Agee told the police that, when she got home from Coker Field

around 10:30 p.m., she heard a dog barking. She opened the door

and stepped inside the house, with the tennis shoes in one hand and

her pocket book in the other. At that point, she heard Peters say, in

a “crying” tone of voice, “It’s hot, it’s hot.” She looked up and saw a

dark-colored “jacket standing there in the doorway of that bathroom

I guess where [Peters’s body] was found, there in the hall . . . . I could

4 just see like the back part of the jacket.” She also saw that the back

door was wide open. Agee said that she was scared and, not knowing

what to do, drove to her in-laws’ house to get help. Agee further told

the police during that interview that she normally carried a set of

keys to Peters’s truck but had removed them from her key chain the

day before, or several days earlier, because she did not know who

was going to drive the truck to pick up produce. She explained that

Horace sometimes drove the truck and that he borrowed keys either

from Peters or Agee.

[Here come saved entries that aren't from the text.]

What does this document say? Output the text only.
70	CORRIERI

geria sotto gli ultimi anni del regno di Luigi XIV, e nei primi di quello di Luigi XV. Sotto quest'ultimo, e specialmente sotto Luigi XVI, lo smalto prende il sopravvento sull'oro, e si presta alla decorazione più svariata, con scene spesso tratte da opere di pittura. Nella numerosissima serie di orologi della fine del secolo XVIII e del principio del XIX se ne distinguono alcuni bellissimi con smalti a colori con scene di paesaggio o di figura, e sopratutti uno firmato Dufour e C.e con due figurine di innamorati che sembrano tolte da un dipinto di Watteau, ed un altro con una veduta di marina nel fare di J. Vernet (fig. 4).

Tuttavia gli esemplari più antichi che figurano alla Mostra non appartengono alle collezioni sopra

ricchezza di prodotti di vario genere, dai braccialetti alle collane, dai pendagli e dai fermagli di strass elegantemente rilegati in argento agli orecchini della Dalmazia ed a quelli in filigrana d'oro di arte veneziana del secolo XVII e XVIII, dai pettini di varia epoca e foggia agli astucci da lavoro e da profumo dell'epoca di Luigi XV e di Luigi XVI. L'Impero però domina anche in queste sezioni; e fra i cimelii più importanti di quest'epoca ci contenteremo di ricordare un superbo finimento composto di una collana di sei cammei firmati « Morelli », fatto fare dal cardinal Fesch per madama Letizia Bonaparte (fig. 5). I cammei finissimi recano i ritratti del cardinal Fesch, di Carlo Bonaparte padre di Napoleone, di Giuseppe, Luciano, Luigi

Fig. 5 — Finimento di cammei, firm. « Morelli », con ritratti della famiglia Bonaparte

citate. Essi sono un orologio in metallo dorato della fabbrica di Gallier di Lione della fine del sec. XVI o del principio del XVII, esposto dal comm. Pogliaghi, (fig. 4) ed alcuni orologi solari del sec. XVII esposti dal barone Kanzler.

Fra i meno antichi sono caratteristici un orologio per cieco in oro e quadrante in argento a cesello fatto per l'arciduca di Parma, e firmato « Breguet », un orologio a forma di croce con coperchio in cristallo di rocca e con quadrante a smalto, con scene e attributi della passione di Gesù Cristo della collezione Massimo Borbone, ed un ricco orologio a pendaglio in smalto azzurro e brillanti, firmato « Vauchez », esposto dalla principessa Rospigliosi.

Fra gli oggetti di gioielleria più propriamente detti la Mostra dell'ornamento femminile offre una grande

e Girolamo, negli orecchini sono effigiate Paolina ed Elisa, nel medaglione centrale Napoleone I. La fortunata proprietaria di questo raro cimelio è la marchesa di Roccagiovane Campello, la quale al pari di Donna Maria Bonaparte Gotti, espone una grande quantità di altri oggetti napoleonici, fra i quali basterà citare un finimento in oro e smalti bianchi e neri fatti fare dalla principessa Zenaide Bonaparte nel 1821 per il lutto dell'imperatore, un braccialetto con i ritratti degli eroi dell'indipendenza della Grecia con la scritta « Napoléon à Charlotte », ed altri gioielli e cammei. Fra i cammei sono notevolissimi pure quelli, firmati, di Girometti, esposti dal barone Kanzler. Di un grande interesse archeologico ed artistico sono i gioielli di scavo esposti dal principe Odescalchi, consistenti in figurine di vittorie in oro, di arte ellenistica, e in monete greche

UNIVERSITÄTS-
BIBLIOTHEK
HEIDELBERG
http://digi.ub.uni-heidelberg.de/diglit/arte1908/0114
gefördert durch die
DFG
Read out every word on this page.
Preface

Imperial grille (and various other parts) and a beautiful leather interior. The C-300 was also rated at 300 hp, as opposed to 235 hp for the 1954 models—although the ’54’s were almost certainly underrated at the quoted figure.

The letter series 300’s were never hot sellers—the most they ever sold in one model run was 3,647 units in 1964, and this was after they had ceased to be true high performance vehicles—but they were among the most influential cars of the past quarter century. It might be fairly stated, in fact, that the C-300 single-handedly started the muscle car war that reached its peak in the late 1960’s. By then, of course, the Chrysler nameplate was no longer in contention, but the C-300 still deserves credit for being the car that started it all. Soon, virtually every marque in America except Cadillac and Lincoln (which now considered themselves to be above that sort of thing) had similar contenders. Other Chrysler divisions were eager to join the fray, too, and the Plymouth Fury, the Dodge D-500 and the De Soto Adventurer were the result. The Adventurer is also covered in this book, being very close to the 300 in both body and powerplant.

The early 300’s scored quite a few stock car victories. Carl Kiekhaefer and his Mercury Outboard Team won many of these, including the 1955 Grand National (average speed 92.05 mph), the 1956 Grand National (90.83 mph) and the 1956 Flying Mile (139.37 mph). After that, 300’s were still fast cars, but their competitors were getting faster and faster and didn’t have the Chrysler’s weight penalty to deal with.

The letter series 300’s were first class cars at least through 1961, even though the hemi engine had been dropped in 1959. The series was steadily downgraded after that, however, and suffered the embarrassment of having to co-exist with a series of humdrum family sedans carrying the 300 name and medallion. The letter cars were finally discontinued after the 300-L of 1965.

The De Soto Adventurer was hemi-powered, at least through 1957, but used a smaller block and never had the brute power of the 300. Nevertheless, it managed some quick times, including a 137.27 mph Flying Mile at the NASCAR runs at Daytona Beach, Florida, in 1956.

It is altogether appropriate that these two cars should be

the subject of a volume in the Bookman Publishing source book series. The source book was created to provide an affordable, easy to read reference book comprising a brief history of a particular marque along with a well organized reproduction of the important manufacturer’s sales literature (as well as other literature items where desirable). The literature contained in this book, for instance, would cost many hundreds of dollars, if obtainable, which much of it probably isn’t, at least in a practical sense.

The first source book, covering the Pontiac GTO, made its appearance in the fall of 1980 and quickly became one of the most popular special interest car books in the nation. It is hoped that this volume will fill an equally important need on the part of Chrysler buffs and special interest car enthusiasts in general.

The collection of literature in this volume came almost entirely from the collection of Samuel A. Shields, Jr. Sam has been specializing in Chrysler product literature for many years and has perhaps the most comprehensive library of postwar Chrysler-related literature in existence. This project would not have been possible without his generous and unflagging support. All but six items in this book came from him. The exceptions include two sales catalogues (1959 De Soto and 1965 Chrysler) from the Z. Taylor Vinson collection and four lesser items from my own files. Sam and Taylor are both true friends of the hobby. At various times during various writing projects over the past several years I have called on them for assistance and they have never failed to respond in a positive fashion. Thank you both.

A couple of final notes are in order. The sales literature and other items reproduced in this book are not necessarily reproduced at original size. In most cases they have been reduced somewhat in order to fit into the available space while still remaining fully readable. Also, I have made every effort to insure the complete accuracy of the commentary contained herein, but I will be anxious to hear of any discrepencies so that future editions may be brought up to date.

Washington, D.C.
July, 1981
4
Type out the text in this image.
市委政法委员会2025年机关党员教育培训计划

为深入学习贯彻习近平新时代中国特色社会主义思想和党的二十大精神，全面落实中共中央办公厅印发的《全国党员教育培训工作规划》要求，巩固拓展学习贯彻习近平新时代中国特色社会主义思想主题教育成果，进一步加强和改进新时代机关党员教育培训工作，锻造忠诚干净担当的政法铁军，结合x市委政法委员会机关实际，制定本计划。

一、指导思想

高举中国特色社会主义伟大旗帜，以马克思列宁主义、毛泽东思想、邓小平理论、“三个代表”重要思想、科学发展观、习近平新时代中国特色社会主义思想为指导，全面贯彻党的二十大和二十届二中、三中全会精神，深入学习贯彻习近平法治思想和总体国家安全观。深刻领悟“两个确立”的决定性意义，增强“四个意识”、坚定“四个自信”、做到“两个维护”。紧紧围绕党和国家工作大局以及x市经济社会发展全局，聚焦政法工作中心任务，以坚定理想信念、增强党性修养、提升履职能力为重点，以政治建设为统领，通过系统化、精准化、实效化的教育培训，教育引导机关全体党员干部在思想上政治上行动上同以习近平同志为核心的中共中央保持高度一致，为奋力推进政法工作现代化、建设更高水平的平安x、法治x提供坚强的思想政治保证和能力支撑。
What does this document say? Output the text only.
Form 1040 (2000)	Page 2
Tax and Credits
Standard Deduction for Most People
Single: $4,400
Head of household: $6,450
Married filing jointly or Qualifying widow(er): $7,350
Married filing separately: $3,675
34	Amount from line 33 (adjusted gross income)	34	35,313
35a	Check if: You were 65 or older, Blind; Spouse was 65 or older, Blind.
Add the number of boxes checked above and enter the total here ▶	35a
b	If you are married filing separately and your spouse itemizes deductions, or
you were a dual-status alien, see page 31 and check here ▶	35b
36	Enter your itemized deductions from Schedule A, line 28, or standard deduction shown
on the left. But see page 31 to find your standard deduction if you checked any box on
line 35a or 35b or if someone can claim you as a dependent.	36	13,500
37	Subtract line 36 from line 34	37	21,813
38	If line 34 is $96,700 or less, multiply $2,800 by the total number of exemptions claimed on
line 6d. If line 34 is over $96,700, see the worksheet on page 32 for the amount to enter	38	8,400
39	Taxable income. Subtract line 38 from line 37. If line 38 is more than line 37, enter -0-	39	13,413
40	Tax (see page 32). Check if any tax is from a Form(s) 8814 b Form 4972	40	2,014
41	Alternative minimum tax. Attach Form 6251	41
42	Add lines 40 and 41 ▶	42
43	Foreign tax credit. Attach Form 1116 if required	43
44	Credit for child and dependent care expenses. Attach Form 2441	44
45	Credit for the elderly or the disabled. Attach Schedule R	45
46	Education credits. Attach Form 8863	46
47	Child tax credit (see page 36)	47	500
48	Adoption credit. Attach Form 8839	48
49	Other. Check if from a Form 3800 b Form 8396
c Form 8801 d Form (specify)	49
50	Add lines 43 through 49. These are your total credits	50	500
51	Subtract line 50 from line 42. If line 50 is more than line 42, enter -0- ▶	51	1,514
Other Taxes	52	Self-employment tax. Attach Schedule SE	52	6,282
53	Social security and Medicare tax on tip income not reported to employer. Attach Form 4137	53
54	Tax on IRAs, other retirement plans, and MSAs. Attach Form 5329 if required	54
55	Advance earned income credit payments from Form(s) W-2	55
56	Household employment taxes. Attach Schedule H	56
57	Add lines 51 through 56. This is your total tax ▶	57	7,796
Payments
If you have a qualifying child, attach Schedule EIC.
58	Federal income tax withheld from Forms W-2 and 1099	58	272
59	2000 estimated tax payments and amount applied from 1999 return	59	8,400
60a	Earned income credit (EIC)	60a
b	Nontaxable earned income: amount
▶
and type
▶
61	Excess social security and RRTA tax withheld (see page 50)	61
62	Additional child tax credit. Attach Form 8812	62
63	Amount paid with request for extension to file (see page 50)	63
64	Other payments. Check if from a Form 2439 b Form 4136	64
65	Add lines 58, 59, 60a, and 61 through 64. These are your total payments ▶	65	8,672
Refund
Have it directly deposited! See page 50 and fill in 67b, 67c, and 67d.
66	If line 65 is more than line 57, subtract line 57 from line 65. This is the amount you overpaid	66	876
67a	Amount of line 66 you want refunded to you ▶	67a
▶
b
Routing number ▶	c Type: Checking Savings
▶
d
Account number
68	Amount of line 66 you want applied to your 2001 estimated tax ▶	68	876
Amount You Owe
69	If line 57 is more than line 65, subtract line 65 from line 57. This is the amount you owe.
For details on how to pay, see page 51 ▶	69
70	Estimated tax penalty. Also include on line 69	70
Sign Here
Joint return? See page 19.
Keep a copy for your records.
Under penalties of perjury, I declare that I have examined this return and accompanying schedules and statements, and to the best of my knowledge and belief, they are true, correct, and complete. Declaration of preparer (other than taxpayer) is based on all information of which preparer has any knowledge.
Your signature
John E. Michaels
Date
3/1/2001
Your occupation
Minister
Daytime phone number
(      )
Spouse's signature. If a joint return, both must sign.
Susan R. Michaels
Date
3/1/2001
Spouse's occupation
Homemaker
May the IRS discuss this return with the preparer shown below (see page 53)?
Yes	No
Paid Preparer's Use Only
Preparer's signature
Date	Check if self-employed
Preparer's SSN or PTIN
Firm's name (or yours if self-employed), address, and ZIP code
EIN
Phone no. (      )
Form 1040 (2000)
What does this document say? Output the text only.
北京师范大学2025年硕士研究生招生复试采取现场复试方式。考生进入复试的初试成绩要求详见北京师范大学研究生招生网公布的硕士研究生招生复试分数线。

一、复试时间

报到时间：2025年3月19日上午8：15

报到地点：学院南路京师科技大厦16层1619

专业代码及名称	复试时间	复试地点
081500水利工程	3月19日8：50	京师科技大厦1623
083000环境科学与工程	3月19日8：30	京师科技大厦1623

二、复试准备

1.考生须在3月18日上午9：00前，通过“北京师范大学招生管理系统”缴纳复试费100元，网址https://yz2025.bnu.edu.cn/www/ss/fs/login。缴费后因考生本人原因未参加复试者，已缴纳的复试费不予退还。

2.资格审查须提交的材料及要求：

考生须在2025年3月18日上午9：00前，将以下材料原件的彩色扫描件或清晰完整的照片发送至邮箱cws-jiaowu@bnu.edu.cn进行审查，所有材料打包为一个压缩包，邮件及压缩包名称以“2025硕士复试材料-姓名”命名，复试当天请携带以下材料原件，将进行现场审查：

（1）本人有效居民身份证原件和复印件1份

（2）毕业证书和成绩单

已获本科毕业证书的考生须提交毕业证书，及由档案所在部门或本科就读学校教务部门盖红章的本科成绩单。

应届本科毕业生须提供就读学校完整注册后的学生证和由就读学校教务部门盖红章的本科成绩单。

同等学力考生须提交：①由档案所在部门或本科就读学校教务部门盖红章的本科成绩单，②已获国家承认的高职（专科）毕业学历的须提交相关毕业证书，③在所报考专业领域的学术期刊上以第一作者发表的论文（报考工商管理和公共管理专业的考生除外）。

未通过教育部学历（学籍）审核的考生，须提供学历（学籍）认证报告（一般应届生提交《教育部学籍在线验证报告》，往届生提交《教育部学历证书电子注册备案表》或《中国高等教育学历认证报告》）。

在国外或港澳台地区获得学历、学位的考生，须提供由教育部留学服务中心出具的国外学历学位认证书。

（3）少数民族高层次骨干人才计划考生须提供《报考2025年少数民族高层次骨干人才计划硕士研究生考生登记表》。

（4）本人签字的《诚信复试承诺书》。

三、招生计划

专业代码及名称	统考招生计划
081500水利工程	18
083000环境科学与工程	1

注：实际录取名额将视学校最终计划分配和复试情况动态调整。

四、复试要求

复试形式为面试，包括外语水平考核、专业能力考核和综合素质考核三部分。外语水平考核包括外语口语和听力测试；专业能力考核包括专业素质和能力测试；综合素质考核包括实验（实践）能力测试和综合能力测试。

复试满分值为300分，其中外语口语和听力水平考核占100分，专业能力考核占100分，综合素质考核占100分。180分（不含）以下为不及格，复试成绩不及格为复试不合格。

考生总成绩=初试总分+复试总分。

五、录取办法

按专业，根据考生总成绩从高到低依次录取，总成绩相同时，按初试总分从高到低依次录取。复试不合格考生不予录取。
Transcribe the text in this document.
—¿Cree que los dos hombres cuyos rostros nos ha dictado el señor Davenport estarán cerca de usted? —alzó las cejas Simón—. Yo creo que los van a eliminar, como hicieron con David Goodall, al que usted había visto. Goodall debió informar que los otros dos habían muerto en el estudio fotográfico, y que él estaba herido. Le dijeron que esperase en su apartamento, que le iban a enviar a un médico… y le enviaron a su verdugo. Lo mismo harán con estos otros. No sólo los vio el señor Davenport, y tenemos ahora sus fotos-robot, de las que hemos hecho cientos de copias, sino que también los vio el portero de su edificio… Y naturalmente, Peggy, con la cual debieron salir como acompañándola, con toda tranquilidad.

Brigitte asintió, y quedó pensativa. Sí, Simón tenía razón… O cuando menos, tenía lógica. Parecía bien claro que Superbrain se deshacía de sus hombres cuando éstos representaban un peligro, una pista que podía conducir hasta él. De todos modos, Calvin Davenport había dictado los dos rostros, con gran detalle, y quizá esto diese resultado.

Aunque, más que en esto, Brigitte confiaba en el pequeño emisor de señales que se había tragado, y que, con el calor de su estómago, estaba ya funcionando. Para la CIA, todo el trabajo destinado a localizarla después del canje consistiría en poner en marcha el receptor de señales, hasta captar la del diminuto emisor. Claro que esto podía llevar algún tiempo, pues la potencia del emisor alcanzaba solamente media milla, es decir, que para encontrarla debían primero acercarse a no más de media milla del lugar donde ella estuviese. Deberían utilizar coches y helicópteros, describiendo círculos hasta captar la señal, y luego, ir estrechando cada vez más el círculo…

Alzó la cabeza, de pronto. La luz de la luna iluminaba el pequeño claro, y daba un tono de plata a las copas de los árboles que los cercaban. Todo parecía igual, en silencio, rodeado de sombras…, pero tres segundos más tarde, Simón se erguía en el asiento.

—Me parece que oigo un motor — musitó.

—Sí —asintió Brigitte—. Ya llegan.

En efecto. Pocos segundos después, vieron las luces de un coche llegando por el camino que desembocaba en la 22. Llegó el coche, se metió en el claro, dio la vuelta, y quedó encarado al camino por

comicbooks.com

She also said that Peters left his keys in the

truck “99 percent of the time.”

Agee’s statements to the police were cast in doubt by other

evidence. One witness testified that he was a youth minister in

March 1992 and was responsible for closing down Coker Field. On

March 19, he saw Agee leave practice with her daughters around

9:30 p.m., and he remained on the field until about 10:10 p.m., but

he did not see any shoes left behind in the dugout (he had specifically

checked that area) and did not see Agee return to the field.

Furthermore, Horace testified that he did not have any

5 conversations with Agee about leaving him the keys to the truck.

The police also interviewed Sargent on the morning after

Peters’s death. According to one of the interviewing officers, Sargent

was “highly agitated” and “very, very nervous” throughout the

interview. Among other things, Sargent admitted having an affair

with Agee and said that he had called Agee up to three times on the

morning of March 19. Sargent further admitted driving by Agee’s

house around 10:00 p.m. that night to try and see her. Not long

afterwards, Sargent said, he met Agee briefly at a day care center

known as Susan’s Play World. Sargent explained that Agee drove up

behind him and blinked her lights, and they stopped at the day care

center and had a brief conversation.2 The interviewing officers

indicated to Sargent that they did not believe he was being entirely

truthful. Toward the end of the interview, Sargent repeatedly told

2 The interviewing officer gave two versions of what Sargent and Agee

discussed at Susan’s Play World. The officer first testified that, according to Sargent, Agee said “something to the effect that she had been to the house and something was wrong with [Peters] and she was going to get help.” But the officer also testified that Sargent told them the conversation was about “asking [Peters] for a divorce and not wanting to work on the truck anymore.”